Hence, we cannot make everyone richer.
Sometimes we can, sometimes we can't. If there is a mismatch between demand and capacity, because nominal purchasing power is not adequately distributed, then printing money and giving it to the poor will make them richer, because the productive system can meet their demand without raising prices. Indeed, factories running at capacity can sell things more cheaply than factories running at less than full capacity.
Of course, "short-sighted" solutions of money-giving don't work; they're short-sighted. But what about well-thought-out money-giving solutions?

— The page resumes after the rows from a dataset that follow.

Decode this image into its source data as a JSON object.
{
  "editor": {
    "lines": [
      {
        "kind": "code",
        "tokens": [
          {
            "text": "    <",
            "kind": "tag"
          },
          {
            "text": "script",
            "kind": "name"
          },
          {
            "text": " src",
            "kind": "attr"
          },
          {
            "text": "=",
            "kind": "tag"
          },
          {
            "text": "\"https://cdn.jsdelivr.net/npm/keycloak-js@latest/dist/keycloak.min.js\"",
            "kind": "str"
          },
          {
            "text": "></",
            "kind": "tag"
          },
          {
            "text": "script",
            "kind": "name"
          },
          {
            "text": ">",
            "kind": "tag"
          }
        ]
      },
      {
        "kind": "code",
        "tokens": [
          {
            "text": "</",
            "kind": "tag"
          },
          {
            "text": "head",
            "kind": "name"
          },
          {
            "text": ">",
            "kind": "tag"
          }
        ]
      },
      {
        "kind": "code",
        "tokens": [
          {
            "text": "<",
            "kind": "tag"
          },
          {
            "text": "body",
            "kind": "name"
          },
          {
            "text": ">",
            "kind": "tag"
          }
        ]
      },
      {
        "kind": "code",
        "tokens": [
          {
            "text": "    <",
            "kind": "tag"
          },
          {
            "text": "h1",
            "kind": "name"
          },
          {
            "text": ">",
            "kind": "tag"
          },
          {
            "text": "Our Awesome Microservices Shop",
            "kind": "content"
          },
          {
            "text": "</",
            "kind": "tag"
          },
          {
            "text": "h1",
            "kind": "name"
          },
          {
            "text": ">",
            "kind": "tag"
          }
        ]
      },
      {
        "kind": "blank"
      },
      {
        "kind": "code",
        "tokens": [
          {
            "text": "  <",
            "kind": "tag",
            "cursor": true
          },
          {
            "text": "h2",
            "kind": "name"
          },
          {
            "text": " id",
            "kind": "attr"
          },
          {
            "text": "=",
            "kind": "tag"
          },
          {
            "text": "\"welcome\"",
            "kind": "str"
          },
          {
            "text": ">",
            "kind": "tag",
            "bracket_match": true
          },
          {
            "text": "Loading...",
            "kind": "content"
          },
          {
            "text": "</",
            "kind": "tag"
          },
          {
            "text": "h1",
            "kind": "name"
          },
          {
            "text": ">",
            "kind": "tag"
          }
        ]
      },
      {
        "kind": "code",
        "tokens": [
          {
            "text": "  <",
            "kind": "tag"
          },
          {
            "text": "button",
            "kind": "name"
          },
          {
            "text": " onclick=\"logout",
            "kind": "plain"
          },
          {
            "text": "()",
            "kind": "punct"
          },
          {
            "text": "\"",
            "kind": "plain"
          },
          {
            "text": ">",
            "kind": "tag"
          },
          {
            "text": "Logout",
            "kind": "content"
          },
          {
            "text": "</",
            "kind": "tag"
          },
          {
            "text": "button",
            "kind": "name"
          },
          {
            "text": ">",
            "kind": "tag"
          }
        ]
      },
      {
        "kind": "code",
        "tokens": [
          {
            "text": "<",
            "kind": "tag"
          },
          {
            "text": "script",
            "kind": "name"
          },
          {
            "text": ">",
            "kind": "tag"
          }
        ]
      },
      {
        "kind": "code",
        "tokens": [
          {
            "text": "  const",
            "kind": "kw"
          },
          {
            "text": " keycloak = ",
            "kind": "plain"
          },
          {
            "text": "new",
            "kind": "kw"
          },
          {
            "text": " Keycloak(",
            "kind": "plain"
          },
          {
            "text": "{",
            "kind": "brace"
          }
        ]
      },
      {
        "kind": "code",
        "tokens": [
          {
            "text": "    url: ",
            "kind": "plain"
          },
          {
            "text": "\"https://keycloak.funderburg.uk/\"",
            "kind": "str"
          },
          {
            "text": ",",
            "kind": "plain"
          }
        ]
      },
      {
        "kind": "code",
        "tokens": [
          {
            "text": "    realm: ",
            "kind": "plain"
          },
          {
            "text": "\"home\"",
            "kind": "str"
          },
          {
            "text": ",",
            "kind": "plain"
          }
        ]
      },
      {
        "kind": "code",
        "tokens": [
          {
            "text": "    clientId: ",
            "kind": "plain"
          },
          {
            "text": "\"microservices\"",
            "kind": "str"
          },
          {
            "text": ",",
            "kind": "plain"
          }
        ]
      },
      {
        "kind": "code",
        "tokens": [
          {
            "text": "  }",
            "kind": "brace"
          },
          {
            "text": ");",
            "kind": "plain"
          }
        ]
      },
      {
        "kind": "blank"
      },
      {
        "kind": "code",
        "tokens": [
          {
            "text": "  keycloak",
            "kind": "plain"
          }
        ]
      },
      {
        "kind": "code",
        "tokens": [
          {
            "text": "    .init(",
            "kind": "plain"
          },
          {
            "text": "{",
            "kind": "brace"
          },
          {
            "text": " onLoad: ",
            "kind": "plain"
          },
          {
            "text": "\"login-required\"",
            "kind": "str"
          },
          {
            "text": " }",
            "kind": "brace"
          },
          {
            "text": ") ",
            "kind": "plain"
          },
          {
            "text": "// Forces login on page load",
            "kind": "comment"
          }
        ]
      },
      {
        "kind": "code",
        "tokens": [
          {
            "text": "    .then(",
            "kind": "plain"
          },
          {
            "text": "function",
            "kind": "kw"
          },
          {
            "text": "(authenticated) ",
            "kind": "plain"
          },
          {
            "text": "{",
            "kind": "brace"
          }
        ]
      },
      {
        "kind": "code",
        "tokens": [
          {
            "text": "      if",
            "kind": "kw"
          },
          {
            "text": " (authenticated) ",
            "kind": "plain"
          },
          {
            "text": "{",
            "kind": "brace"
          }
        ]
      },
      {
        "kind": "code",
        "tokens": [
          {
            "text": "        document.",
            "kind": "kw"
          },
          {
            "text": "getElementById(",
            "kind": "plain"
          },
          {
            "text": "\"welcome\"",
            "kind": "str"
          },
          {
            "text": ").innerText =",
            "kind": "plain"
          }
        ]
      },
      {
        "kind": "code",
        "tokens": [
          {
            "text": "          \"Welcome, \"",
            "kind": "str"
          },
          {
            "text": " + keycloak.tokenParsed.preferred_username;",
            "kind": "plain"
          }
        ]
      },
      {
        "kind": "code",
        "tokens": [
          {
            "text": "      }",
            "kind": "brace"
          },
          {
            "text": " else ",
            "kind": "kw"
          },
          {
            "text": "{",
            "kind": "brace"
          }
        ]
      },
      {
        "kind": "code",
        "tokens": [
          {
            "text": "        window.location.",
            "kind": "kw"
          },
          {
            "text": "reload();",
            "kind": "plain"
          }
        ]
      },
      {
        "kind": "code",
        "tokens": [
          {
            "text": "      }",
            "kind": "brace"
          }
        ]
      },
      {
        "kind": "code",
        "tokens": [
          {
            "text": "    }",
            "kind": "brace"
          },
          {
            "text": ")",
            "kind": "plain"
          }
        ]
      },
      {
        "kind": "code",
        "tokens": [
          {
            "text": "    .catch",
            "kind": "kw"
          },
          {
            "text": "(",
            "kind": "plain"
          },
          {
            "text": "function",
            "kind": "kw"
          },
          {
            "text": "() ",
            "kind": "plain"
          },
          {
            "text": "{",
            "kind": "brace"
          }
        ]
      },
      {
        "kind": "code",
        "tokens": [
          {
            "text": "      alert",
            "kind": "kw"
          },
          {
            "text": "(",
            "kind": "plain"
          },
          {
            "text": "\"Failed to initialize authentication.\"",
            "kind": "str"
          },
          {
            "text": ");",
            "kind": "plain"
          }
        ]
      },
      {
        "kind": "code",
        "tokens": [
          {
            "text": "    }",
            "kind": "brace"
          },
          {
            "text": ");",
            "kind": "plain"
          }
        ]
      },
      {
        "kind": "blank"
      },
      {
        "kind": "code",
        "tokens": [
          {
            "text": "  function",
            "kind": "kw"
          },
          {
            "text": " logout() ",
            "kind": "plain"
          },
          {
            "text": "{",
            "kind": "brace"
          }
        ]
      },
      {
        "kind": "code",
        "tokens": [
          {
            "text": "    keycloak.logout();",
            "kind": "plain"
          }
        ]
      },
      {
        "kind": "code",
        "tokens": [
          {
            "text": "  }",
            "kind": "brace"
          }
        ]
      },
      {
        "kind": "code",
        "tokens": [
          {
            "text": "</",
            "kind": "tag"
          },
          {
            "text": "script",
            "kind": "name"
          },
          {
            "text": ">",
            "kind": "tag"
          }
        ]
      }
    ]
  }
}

The pandemic relief is not being taxed by inflation. The "inflation" would have happened anyway, because the pandemic (and, perhaps, our trade policy) have disrupted the supply chain. This is not demand-pull inflation; it is supply shock inflation. There's a difference.
And yes, technology is taking jobs. Some technology increases performance. Trucks beat horses, and teamsters can become, well, teamsters. But some technology just does things more cheaply. Is the in-branch ATM really any faster than the nice lady at the window? No. It just costs less. These fine points matter.
As Euclid is said to have said to some King, there is no royal road to geometry. You can't learn "Economics in One Lesson." You have to have read enough other economists to know that Hazlitt was mostly wrong. Indeed, to say that we must not be stuck in the past and then cite Hazlitt is to ignore your own advice.